The Embeddedness of Being Robbed


Yesterday, Maria Lind, Director of the Tensta Konsthall gave a public talk at Open School East.

She spoke about the Konsthall's process of 'becoming an institution'. The Tensta Konsthall is already an institution in a few obvious ways: it's a contemporary art centre in a poor suburb of Stockholm that opened in 1998 and gets most of its funding from the Swedish Government. But Maria spoke about the need to become something more like a 'local player'- an institution more like a school, or a sports centre, or a local restaurant - that is woven into the social fabric of the area and has enough stability to make long term planning possible. She said the three things she wanted for the Konsthall were embeddedness, inhabitation (of the local area) and autonomy.

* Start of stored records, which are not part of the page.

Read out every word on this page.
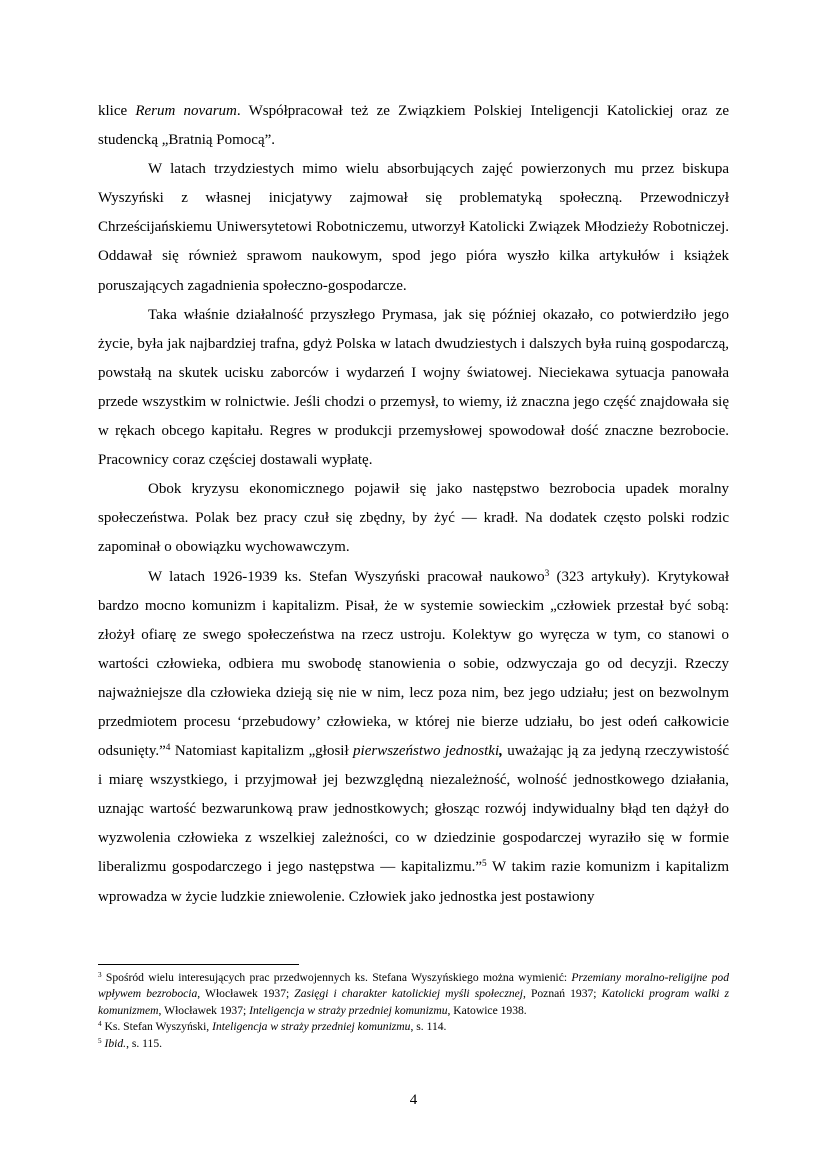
klice Rerum novarum. Współpracował też ze Związkiem Polskiej Inteligencji Katolickiej oraz ze studencką „Bratnią Pomocą”.

W latach trzydziestych mimo wielu absorbujących zajęć powierzonych mu przez biskupa Wyszyński z własnej inicjatywy zajmował się problematyką społeczną. Przewodniczył Chrześcijańskiemu Uniwersytetowi Robotniczemu, utworzył Katolicki Związek Młodzieży Robotniczej. Oddawał się również sprawom naukowym, spod jego pióra wyszło kilka artykułów i książek poruszających zagadnienia społeczno-gospodarcze.

Taka właśnie działalność przyszłego Prymasa, jak się później okazało, co potwierdziło jego życie, była jak najbardziej trafna, gdyż Polska w latach dwudziestych i dalszych była ruiną gospodarczą, powstałą na skutek ucisku zaborców i wydarzeń I wojny światowej. Nieciekawa sytuacja panowała przede wszystkim w rolnictwie. Jeśli chodzi o przemysł, to wiemy, iż znaczna jego część znajdowała się w rękach obcego kapitału. Regres w produkcji przemysłowej spowodował dość znaczne bezrobocie. Pracownicy coraz częściej dostawali wypłatę.

Obok kryzysu ekonomicznego pojawił się jako następstwo bezrobocia upadek moralny społeczeństwa. Polak bez pracy czuł się zbędny, by żyć — kradł. Na dodatek często polski rodzic zapominał o obowiązku wychowawczym.

W latach 1926-1939 ks. Stefan Wyszyński pracował naukowo$^3$ (323 artykuły). Krytykował bardzo mocno komunizm i kapitalizm. Pisał, że w systemie sowieckim „człowiek przestał być sobą: złożył ofiarę ze swego społeczeństwa na rzecz ustroju. Kolektyw go wyręcza w tym, co stanowi o wartości człowieka, odbiera mu swobodę stanowienia o sobie, odzwyczaja go od decyzji. Rzeczy najważniejsze dla człowieka dzieją się nie w nim, lecz poza nim, bez jego udziału; jest on bezwolnym przedmiotem procesu ‘przebudowy’ człowieka, w której nie bierze udziału, bo jest odeń całkowicie odsunięty.”$^4$ Natomiast kapitalizm „głosił pierwszeństwo jednostki, uważając ją za jedyną rzeczywistość i miarę wszystkiego, i przyjmował jej bezwzględną niezależność, wolność jednostkowego działania, uznając wartość bezwarunkową praw jednostkowych; głosząc rozwój indywidualny błąd ten dążył do wyzwolenia człowieka z wszelkiej zależności, co w dziedzinie gospodarczej wyraziło się w formie liberalizmu gospodarczego i jego następstwa — kapitalizmu.”$^5$ W takim razie komunizm i kapitalizm wprowadza w życie ludzkie zniewolenie. Człowiek jako jednostka jest postawiony

$^3$ Spośród wielu interesujących prac przedwojennych ks. Stefana Wyszyńskiego można wymienić: Przemiany moralno-religijne pod wpływem bezrobocia, Włocławek 1937; Zasięgi i charakter katolickiej myśli społecznej, Poznań 1937; Katolicki program walki z komunizmem, Włocławek 1937; Inteligencja w straży przedniej komunizmu, Katowice 1938.

$^4$ Ks. Stefan Wyszyński, Inteligencja w straży przedniej komunizmu, s. 114.

$^5$ Ibid., s. 115.

4
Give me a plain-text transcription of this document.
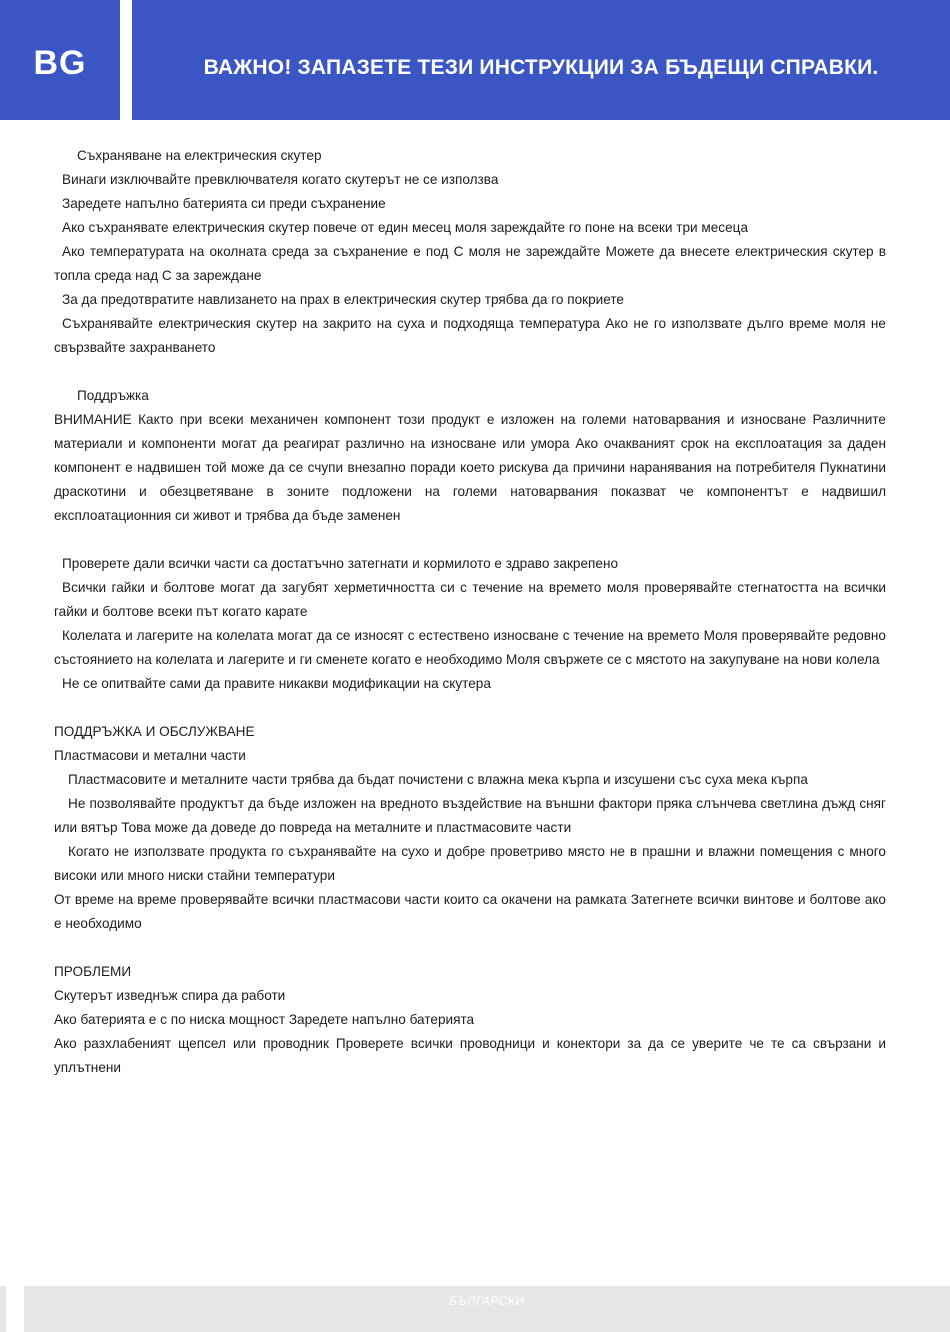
BG	ВАЖНО! ЗАПАЗЕТЕ ТЕЗИ ИНСТРУКЦИИ ЗА БЪДЕЩИ СПРАВКИ.

Съхраняване на електрическия скутер

Винаги изключвайте превключвателя когато скутерът не се използва

Заредете напълно батерията си преди съхранение

Ако съхранявате електрическия скутер повече от един месец моля зареждайте го поне на всеки три месеца

Ако температурата на околната среда за съхранение е под С моля не зареждайте Можете да внесете електрическия скутер в топла среда над С за зареждане

За да предотвратите навлизането на прах в електрическия скутер трябва да го покриете

Съхранявайте електрическия скутер на закрито на суха и подходяща температура Ако не го използвате дълго време моля не свързвайте захранването

Поддръжка

ВНИМАНИЕ Както при всеки механичен компонент този продукт е изложен на големи натоварвания и износване Различните материали и компоненти могат да реагират различно на износване или умора Ако очакваният срок на експлоатация за даден компонент е надвишен той може да се счупи внезапно поради което рискува да причини наранявания на потребителя Пукнатини драскотини и обезцветяване в зоните подложени на големи натоварвания показват че компонентът е надвишил експлоатационния си живот и трябва да бъде заменен

Проверете дали всички части са достатъчно затегнати и кормилото е здраво закрепено

Всички гайки и болтове могат да загубят херметичността си с течение на времето моля проверявайте стегнатостта на всички гайки и болтове всеки път когато карате

Колелата и лагерите на колелата могат да се износят с естествено износване с течение на времето Моля проверявайте редовно състоянието на колелата и лагерите и ги сменете когато е необходимо Моля свържете се с мястото на закупуване на нови колела

Не се опитвайте сами да правите никакви модификации на скутера

ПОДДРЪЖКА И ОБСЛУЖВАНЕ

Пластмасови и метални части

Пластмасовите и металните части трябва да бъдат почистени с влажна мека кърпа и изсушени със суха мека кърпа

Не позволявайте продуктът да бъде изложен на вредното въздействие на външни фактори пряка слънчева светлина дъжд сняг или вятър Това може да доведе до повреда на металните и пластмасовите части

Когато не използвате продукта го съхранявайте на сухо и добре проветриво място не в прашни и влажни помещения с много високи или много ниски стайни температури

От време на време проверявайте всички пластмасови части които са окачени на рамката Затегнете всички винтове и болтове ако е необходимо

ПРОБЛЕМИ

Скутерът изведнъж спира да работи

Ако батерията е с по ниска мощност Заредете напълно батерията

Ако разхлабеният щепсел или проводник Проверете всички проводници и конектори за да се уверите че те са свързани и уплътнени

БЪЛГАРСКИ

One part of the talk particularly interested me. Maria was speaking about the Tensta Konsthall's café which opened in 2011, when she took over as director. It provides coffee and food at reasonable prices and to enter the exhibition spaces you have to walk through the café . There is a market on the same square as the Konsthall and many of the market traders get their hot drinks from the café   It gives the Konsthall visibility and presence in an area where it might otherwise seem quite alien.

And then she mentioned that since the café had opened, the Konsthall had been robbed twice, and they'd had several attempted break ins. The way she spoke, it sounded like she was talking about the robberies as part of the same process of becoming a "local player". Like, they started the café and only when people started robbing them did they know that the café was doing its job.


This made total sense to me - if the café was well known enough for people to rob it, then it was doing its job of providing the gallery with local visibility. It was kind of an impressive commitment to the idea of being part of a local community: the idea that to be embedded is to be robbed.

The reason you can rob a café is because it has cash and to enter it you just walk in the door. Imagine a commercial gallery in West London. Opaque windows and a buzzer entry system with a single intern on the front desk. Who has cash there? Probably no one. Maybe just the intern actually, when they get sent for coffee.

To even have a café to be robbed is to define yourself in very different terms to the model of the private, commercial gallery.

I spoke to a friend about it and he said someone he knew in New York spoke about being mugged as a rite of passage. It's crass - being mugged is totally shit and traumatic - but it's true in a way. It's only tourists who "worry" about being mugged in New York. A bit like how in London its hard to find someone who worries about getting burgled. You live in a city, it will happen at some point.

Bad things are necessary, not because they are part of a process, or that experiencing them makes you stronger, but because bad things exist. For bad things not to happen to you, you have repress or ignore a certain section of reality. A public institution should be embedded in reality as much as it should be embedded in the community.